Oil prices (LCOc1) have more than halved since the middle of last year, pushing British inflation to a 14-year low of 0.5 percent and causing two BoE policymakers earlier this month to drop their calls for higher interest rates.

Forbes, who joined the MPC in July, said inflation might fall further in the near term, but added that cheap oil and strong growth in the United States could boost British consumption, eventually necessitating interest rate hikes.

She also outlined another risk in which the British economy absorbs the impact of sterling's recent appreciation more quickly than the BoE predicted.

While this would push inflation down strongly in the short-term, "by the end of 2016 it would be higher than in the baseline (scenario) and above the 2 percent inflation target", Forbes said.

Some of Forbes's comments are similar to those of BoE Governor Mark Carney, who said on Friday that it would be best to look through the effects of falling oil prices on inflation.

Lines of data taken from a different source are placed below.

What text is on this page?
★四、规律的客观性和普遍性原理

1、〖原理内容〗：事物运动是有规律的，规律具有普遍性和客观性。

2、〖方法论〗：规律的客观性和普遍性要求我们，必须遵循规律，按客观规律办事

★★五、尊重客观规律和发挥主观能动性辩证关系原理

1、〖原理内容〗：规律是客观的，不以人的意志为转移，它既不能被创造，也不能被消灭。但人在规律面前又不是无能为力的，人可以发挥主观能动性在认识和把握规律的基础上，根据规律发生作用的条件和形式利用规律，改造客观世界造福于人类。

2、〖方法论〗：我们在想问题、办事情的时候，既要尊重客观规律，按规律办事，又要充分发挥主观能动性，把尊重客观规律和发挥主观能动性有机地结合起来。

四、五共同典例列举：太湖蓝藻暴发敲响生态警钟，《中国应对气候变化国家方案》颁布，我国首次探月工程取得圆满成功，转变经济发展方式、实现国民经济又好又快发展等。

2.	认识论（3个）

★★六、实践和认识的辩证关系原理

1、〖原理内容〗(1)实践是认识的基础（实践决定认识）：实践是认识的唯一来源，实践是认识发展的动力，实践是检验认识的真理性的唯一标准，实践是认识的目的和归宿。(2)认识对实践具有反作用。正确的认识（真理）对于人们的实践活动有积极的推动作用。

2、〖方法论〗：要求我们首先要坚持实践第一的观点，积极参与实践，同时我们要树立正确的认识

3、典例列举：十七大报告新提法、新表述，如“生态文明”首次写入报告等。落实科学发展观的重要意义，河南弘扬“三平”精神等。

He said rates would need to rise over the course of the next three years, to stop inflation from overshooting the bank's 2 percent target.

By contrast, the U.S. Federal Reserve looks on track to hike interest rates much sooner -- probably around June, according to a Reuters poll earlier this month -- and Forbes said this would have to be watched closely.

"Whenever one large developed country starts to raise rates, that is going to be a wake-up call to investors and markets that at least in some economies the era of very low rates, very cheap credit, is starting to come to an end," she said in a separate interview with the Wall Street Journal published on Monday.